After Trump is reelected, he should fire as many as he legally can, and starve the rest. And from the comments:
There are concrete steps that must be taken to bring the Administrative State to heel, if not outright extinction.And that's just a start. Read it all, including the comments.
One is to outlaw all public employee unions. The rationale for this was blatantly obvious even to FDR in the 1930's. Eliminate defined-benefit retirement programs for all federal employees so they have the same retirement planning obligations borne by the rest of us.

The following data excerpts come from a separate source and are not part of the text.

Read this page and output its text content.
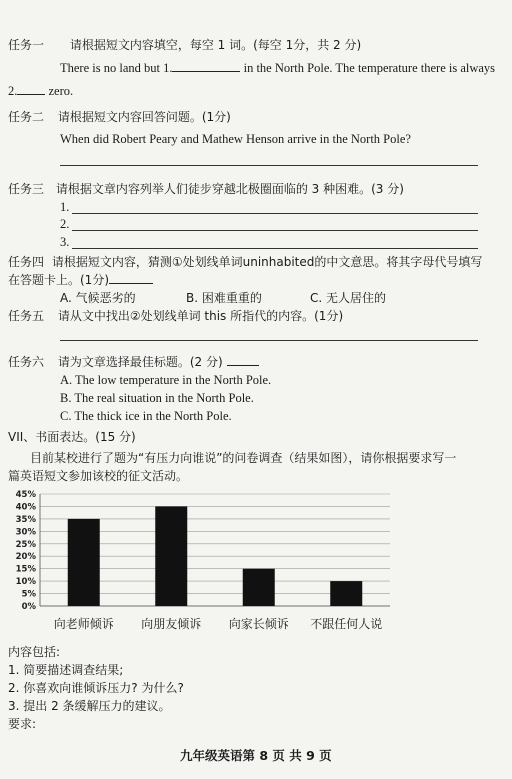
任务一 请根据短文内容填空，每空 1 词。(每空 1分，共 2 分)
There is no land but 1.	in the North Pole. The temperature there is always
2. zero.
任务二 请根据短文内容回答问题。(1分)
When did Robert Peary and Mathew Henson arrive in the North Pole?
任务三 请根据文章内容列举人们徒步穿越北极圈面临的 3 种困难。(3 分)
1.
2.
3.
任务四 请根据短文内容，猜测①处划线单词uninhabited的中文意思。将其字母代号填写
在答题卡上。(1分)
A. 气候恶劣的	B. 困难重重的	C. 无人居住的
任务五 请从文中找出②处划线单词 this 所指代的内容。(1分)
任务六 请为文章选择最佳标题。(2 分)
A. The low temperature in the North Pole.
B. The real situation in the North Pole.
C. The thick ice in the North Pole.
VII、书面表达。(15 分)
目前某校进行了题为“有压力向谁说”的问卷调查（结果如图），请你根据要求写一
篇英语短文参加该校的征文活动。
0%
5%
10%
15%
20%
25%
30%
35%
40%
45%
向老师倾诉 向朋友倾诉 向家长倾诉 不跟任何人说
内容包括:
1. 简要描述调查结果;
2. 你喜欢向谁倾诉压力? 为什么?
3. 提出 2 条缓解压力的建议。
要求:
九年级英语第 8 页 共 9 页
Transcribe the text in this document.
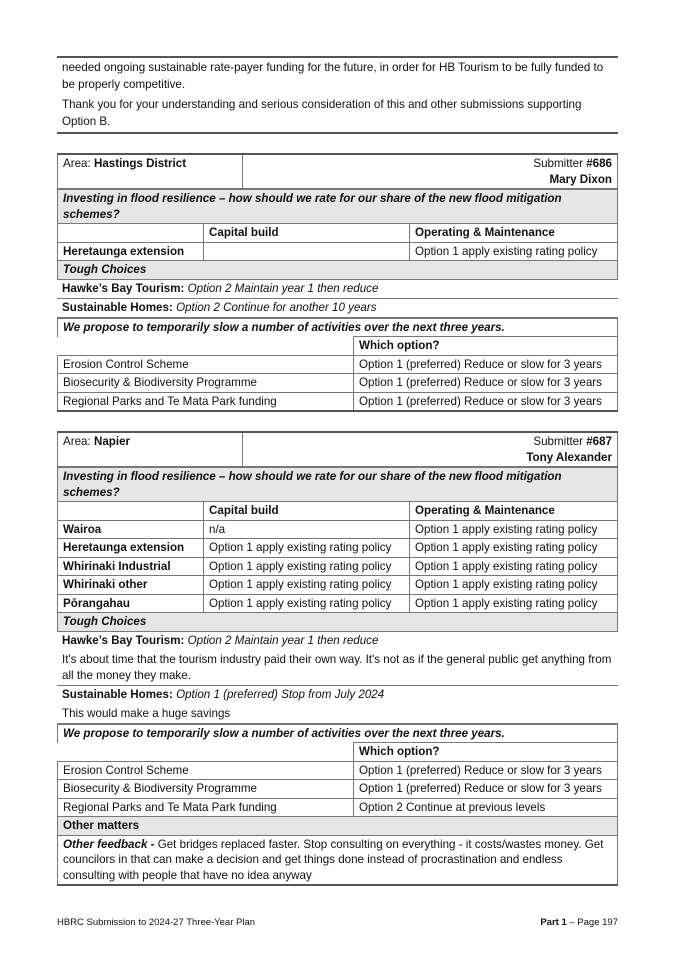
needed ongoing sustainable rate-payer funding for the future, in order for HB Tourism to be fully funded to be properly competitive.
Thank you for your understanding and serious consideration of this and other submissions supporting Option B.
Area: Hastings District	Submitter #686
Mary Dixon
Investing in flood resilience – how should we rate for our share of the new flood mitigation schemes?		
	Capital build	Operating & Maintenance
Heretaunga extension		Option 1 apply existing rating policy
Tough Choices		
Hawke’s Bay Tourism: Option 2 Maintain year 1 then reduce
Sustainable Homes: Option 2 Continue for another 10 years
We propose to temporarily slow a number of activities over the next three years.	
	Which option?
Erosion Control Scheme	Option 1 (preferred) Reduce or slow for 3 years
Biosecurity & Biodiversity Programme	Option 1 (preferred) Reduce or slow for 3 years
Regional Parks and Te Mata Park funding	Option 1 (preferred) Reduce or slow for 3 years
Area: Napier	Submitter #687
Tony Alexander
Investing in flood resilience – how should we rate for our share of the new flood mitigation schemes?		
	Capital build	Operating & Maintenance
Wairoa	n/a	Option 1 apply existing rating policy
Heretaunga extension	Option 1 apply existing rating policy	Option 1 apply existing rating policy
Whirinaki Industrial	Option 1 apply existing rating policy	Option 1 apply existing rating policy
Whirinaki other	Option 1 apply existing rating policy	Option 1 apply existing rating policy
Pōrangahau	Option 1 apply existing rating policy	Option 1 apply existing rating policy
Tough Choices		
Hawke’s Bay Tourism: Option 2 Maintain year 1 then reduce
It's about time that the tourism industry paid their own way. It's not as if the general public get anything from all the money they make.
Sustainable Homes: Option 1 (preferred) Stop from July 2024
This would make a huge savings
We propose to temporarily slow a number of activities over the next three years.	
	Which option?
Erosion Control Scheme	Option 1 (preferred) Reduce or slow for 3 years
Biosecurity & Biodiversity Programme	Option 1 (preferred) Reduce or slow for 3 years
Regional Parks and Te Mata Park funding	Option 2 Continue at previous levels
Other matters	
Other feedback - Get bridges replaced faster. Stop consulting on everything - it costs/wastes money. Get councilors in that can make a decision and get things done instead of procrastination and endless consulting with people that have no idea anyway	
HBRC Submission to 2024-27 Three-Year Plan	Part 1 – Page 197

The other is to limit the duration of tenure for all federal employees. This is imperative to prevent the emergence of the "in crowd" informal organizational structures that emerge when people in large organizations enjoy long service. This must apply doubly to the Senior Executive Service (SES), which is near the top of my list for outright elimination. There is little doubt the SES is one of the more "swampy" edifices in the federal bureaucracy. This reform becomes even more important as the move to limit the tenure of members of Congress gains traction, because a term-limited Congress would be even more incompetent to control bureaucracies staffed with entrenched bureaucrats who have rigged the system to suit their convenience. At one time, I thought the military might be exempted from such constraints, but the purposeful politicization and corruption of the senior ranks of the military by the Obama Administration and the Swamp at large has prompted me to think these constraints should apply to all federal employees, including the military.
I would also greatly limit the scope of sovereign immunity to bureaucracies and their functionaries, granting individuals standing to sue, with associated costs to be borne by the government, thus moderating the "Process is the Punishment" model so perniciously rampant nowadays.
The nail in the coffin of the Administrative State would be to outlaw agency rule-making that applies to citizens not in the direct employ of the federal government, and abolishing all Administrative Law functions. A salutary side effect of this would be to oblige Congress to busy itself overseeing the bureaucracy and actually crafting self-actuating legislation instead of gassy platitudes thrown over the transom to be made actionable by un-elected bureaucrats. The overt message would be that if Congress itself is not competent to create such legislation, it has no business holding forth on issues to ostensibly be addressed in a given situation.